Blended or hybrid learning has come a long way from its original concept of brick (classroom) and click (e-learning) in 1999. Just using some media with students doesn’t make it a blended approach anymore.
Now, blended learning is usually described as the integration of adaptive courseware yielding learning analytics and face-to-face learning situations such as class lecture, tutoring, or discussion groups to advance learning. Penn State professor Ike Shibley advocates for blended learning:
“When you see how well blended learning fits with established pedagogical paradigms, creating a synergistic blend of what works best in face-to-face and online, the question becomes why wouldn’t you want to at least try it?”
Maybe because we still have to dispel some myths about blended learning:
Myth#1 Blended learning isn’t as good as traditional approaches.
On the contrary, research confirms that blended learning is more effective than on-line learning alone or class learning without technology. A 2010 US Department of Education meta-analysis of 84 studies (79 with higher education or adult learners) concluded that blended learning is much more effective in achieving learning outcomes than face-to-face instruction alone.
Myth #2 Blended learning requires less faculty.
Not true. The 2010 study cited above found that students using courseware received more “learning time and instructional elements” than those who didn’t use courseware.

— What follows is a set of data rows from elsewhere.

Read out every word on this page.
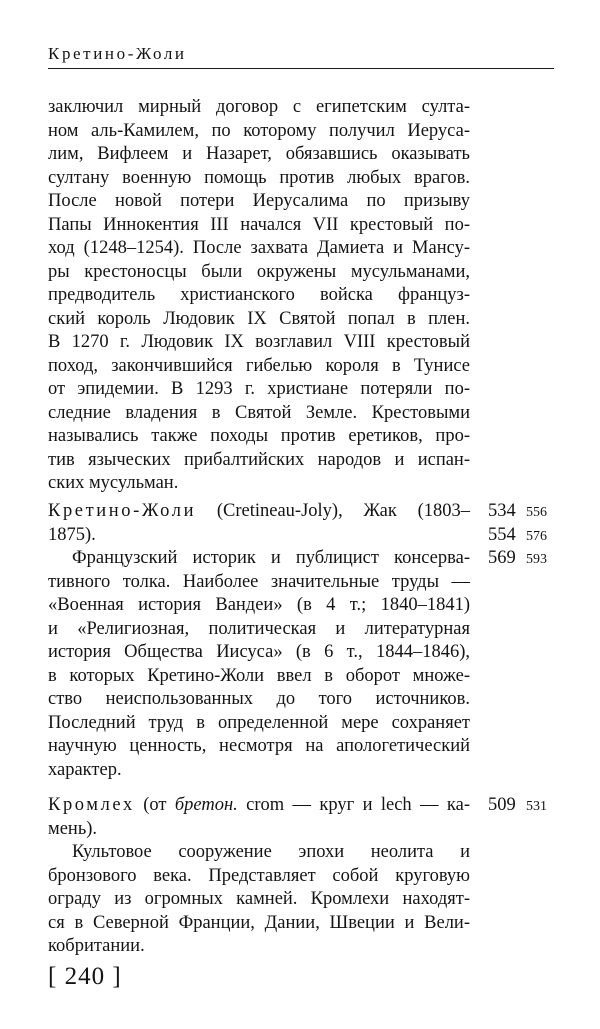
Кретино-Жоли
заключил мирный договор с египетским султа-
ном аль-Камилем, по которому получил Иеруса-
лим, Вифлеем и Назарет, обязавшись оказывать
султану военную помощь против любых врагов.
После новой потери Иерусалима по призыву
Папы Иннокентия III начался VII крестовый по-
ход (1248–1254). После захвата Дамиета и Мансу-
ры крестоносцы были окружены мусульманами,
предводитель христианского войска француз-
ский король Людовик IX Святой попал в плен.
В 1270 г. Людовик IX возглавил VIII крестовый
поход, закончившийся гибелью короля в Тунисе
от эпидемии. В 1293 г. христиане потеряли по-
следние владения в Святой Земле. Крестовыми
назывались также походы против еретиков, про-
тив языческих прибалтийских народов и испан-
ских мусульман.
Кретино-Жоли (Cretineau-Joly), Жак (1803–
1875).
Французский историк и публицист консерва-
тивного толка. Наиболее значительные труды —
«Военная история Вандеи» (в 4 т.; 1840–1841)
и «Религиозная, политическая и литературная
история Общества Иисуса» (в 6 т., 1844–1846),
в которых Кретино-Жоли ввел в оборот множе-
ство неиспользованных до того источников.
Последний труд в определенной мере сохраняет
научную ценность, несмотря на апологетический
характер.
534 556
554 576
569 593
Кромлех (от бретон. crom — круг и lech — ка-
мень).
Культовое сооружение эпохи неолита и
бронзового века. Представляет собой круговую
ограду из огромных камней. Кромлехи находят-
ся в Северной Франции, Дании, Швеции и Вели-
кобритании.
509 531
[ 240 ]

When instructors use courseware learning analytics on individual and group progress to inform teaching, they spend less time in front of the classroom, but they spend more time in targeted communication with students.

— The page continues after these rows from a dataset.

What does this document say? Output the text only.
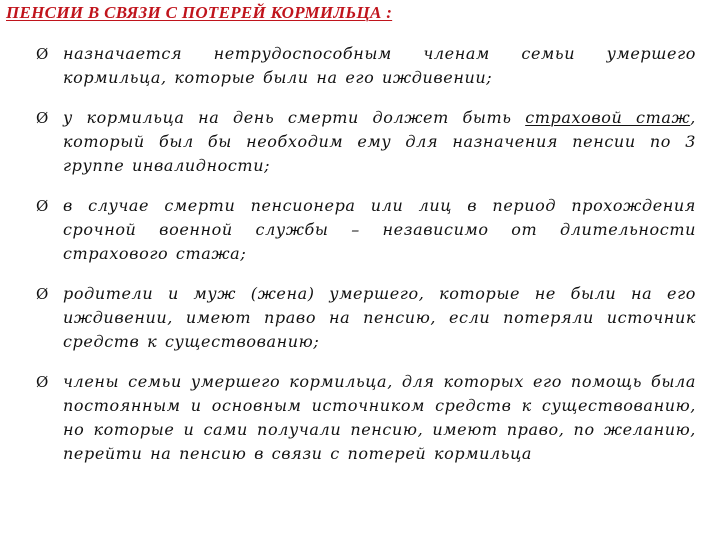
ПЕНСИИ В СВЯЗИ С ПОТЕРЕЙ КОРМИЛЬЦА :
Ø назначается нетрудоспособным членам семьи умершего кормильца, которые были на его иждивении;
Ø у кормильца на день смерти должет быть страховой стаж, который был бы необходим ему для назначения пенсии по 3 группе инвалидности;
Ø в случае смерти пенсионера или лиц в период прохождения срочной военной службы – независимо от длительности страхового стажа;
Ø родители и муж (жена) умершего, которые не были на его иждивении, имеют право на пенсию, если потеряли источник средств к существованию;
Ø члены семьи умершего кормильца, для которых его помощь была постоянным и основным источником средств к существованию, но которые и сами получали пенсию, имеют право, по желанию, перейти на пенсию в связи с потерей кормильца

This aspect of quality blended learning became clear in a recent pilot program with courseware in math at New Jersey’s Essex Community College.
In the one-year pilot, less students passed in the blended course than in the traditional course. Lack of legitimate faculty involvement was cited as one of the major contributing factors to the pilot’s shortcomings. Essex CC thought they could just use graduate students to teach segments of the blended course. According to Douglas Walcerz, a program consultant, “We underestimated the skill that you would need as a teacher to deliver that content.”

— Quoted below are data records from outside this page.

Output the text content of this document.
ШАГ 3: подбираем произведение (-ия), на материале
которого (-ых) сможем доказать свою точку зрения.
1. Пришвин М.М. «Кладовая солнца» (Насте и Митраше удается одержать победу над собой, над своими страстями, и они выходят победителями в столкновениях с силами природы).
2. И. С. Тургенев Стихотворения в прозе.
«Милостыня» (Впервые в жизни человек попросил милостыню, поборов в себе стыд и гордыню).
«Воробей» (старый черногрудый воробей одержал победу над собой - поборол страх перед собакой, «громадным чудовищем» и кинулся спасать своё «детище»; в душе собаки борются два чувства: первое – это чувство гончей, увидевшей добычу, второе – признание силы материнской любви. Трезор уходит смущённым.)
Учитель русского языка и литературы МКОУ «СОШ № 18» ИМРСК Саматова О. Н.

Myth #3 Blended learning creates more ongoing work for instructors.
As happens with most changes, startup takes time. Once instructors take the plunge, however, teaching a blended course is no more time-consuming than teaching a traditional course.
How much time it takes to make the transformation also depends on which approach you take. Instructors who create all of their online materials will do the most work.
That’s why in her insightful post, Blended Learning on the Ground: Advice from College Educators, Jennifer Spohrer advises against starting from scratch. She suggests instructors new to blended learning “stand on the shoulders of giants” and use pretested online products from education technology companies as the foundation for their courses.
Finally, there are added benefits to blended learning (see previous blog, What’s a Seventeen-Year-Old to Do?) including those articulated by learning and development professionals in a 2013 survey:
…it’s critical to foster lasting learning. It helps ideas stick and creates an air of accountability that is critical to learner success.” “Blended solutions deliver customization and focus on individual needs which traditional methods just can’t match.